Nas palavras do próprio Supremo Tribunal Federal:
A omissão do Estado (...) qualifica-se como comportamento revestido de intensa gravidade político-jurídica, eis que , mediante inércia, o Poder Público também desrespeita a Constituição, também ofende direitos que nela se fundam e também impede, por ausência (ou insuficiência) de medidas concretizadoras, a própria aplicabilidade dos postulados da Lei Fundamental.
(...) Nada mais nocivo , perigoso e ilegítimo do que elaborar uma Constituição sem a vontade de fazê-la cumprir integralmente ou, então, do que a promulgar com o intuito de apenas executá-la com o propósito subalterno de torná-la aplicável somente nos pontos que se mostrarem convenientes aos desígnios dos governantes ou de grupos majoritários, em detrimento dos interesses maiores dos cidadãos ou, muitas vezes, em frontal desrespeito aos direitos das minorias, notadamente daquelas expostas a situações de vulnerabilidade A ação direta de inconstitucionalidade por omissão, nesse contexto , tem por objetivo provocar legítima reação jurisdicional que, expressamente autorizada e atribuída ao Supremo Tribunal Federal pela própria Carta Política, destina- se a impedir o desprestígio da Lei Fundamental, a neutralizar gestos de desprezo pela Constituição, a outorgar proteção a princípios, direitos e garantias nela proclamados e a obstar, por extremamente grave, a erosão da consciência constitucional.

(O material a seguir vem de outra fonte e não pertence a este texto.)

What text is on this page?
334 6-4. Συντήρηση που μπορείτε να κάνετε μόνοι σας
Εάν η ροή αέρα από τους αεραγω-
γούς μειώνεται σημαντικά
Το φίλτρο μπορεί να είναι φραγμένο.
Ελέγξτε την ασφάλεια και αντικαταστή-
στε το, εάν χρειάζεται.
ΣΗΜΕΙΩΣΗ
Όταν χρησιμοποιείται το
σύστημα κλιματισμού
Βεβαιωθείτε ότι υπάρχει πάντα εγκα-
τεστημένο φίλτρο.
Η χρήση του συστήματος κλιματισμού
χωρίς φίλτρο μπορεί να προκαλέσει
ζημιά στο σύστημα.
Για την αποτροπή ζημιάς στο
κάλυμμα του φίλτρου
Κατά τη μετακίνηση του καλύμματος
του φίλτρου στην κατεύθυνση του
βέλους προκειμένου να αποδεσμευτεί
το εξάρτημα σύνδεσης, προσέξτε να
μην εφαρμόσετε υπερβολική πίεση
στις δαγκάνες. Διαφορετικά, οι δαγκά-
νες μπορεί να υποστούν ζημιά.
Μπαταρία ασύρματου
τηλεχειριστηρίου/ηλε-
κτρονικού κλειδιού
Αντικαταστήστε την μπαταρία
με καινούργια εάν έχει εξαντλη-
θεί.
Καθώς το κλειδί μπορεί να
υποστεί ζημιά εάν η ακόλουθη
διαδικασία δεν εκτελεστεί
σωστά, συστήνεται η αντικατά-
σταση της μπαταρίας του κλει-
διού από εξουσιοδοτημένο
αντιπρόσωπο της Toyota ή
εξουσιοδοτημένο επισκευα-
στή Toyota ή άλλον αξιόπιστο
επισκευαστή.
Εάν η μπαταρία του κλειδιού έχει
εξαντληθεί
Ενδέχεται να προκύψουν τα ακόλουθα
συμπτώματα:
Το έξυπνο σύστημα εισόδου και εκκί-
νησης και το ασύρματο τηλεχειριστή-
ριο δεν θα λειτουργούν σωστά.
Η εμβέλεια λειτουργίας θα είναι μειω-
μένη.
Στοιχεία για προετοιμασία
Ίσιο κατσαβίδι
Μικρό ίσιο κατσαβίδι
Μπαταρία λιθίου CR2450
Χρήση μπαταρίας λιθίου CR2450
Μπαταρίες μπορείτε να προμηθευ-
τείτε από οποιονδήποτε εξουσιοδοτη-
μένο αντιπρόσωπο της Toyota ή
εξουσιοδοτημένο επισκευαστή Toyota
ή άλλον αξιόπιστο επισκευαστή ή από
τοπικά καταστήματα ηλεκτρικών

É neste contexto que foi manejada a ADO nº. 26, que promoveu a criminalização da homotransfobia ou, mais exatamente, a equiparação de práticas transfóbicas e homofóbicas – caracterizadas, nos termos da decisão, como “aversão odiosa à orientação sexual ou à identidade de gênero de alguém” – ao crime de racismo, regulado pela Lei nº. 7.716/89.
A omissão foi identificada a partir do disposto no art. 5º, inciso XLI, da Constituição Federal, que determina que a “a lei punirá qualquer discriminação atentatória dos direitos e liberdades fundamentais”.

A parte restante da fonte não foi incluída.